# brute carb bowl drains



## Guarino113 (Oct 3, 2009)

on sunday i think i may have gotten some water in my bowls while i was in the creek. it runs fine on flat ground and up hill. but when i go down hill it spits and sputters. and now i stripped both the allen heads for the drains. does anyone know if i can get a replacement bolt from the hardware store that will fit? thanks


----------



## Heath070707 (Oct 12, 2009)

http://www.motosport.com/atv/oem-parts/KAWASAKI/2006/Brute%20Force%20650%204x4i/?modelyearid=389&typeid=2&groupId=19784
part number 92009A in left colum or if you still want to go to parts store threads are 6mm x .075


----------



## Guarino113 (Oct 3, 2009)

ok thanks. i want to do away with the allen head so im gonna try the parts store.


----------



## Heath070707 (Oct 12, 2009)

If your interested there are some stainless allen heads on jetsrus.com.
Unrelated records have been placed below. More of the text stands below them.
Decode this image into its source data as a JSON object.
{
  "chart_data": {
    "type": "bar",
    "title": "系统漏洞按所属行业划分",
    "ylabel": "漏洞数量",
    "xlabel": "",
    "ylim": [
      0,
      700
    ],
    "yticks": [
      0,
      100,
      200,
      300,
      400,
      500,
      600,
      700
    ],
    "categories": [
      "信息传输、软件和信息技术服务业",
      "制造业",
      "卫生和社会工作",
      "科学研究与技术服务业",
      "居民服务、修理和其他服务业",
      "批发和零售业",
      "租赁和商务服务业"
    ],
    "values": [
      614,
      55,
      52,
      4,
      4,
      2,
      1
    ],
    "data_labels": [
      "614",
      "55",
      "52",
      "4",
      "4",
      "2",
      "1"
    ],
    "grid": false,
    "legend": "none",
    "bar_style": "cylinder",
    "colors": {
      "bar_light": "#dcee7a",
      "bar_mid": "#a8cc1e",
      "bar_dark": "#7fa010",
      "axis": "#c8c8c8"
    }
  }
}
Go to jets and jet kits, then search brute force they are close to the bottom of the page. They are for the carb bowls but i think they are the same size. You might take one out and see if it will thread into the drains first. Just trying to help. :bigok:


----------



## Guarino113 (Oct 3, 2009)

i didnt realize that the screws had a piont on the end of them. so what i did was took them out and dremaled a slot for a regular screwdriver. now i dont have to worry about it anymore. and also i figured out how i got water in there. the drain hose on the back carb was off. i dont know how that happened but o well.


----------



## Bootlegger (Dec 18, 2008)

I made a little plug for the end of my drain hose....I just took the plugs out when I wanted to drain them.


----------



## Guarino113 (Oct 3, 2009)

i havent had any problems before with the water. i dont know how that hose came off anyway. i think that check valve works good.


----------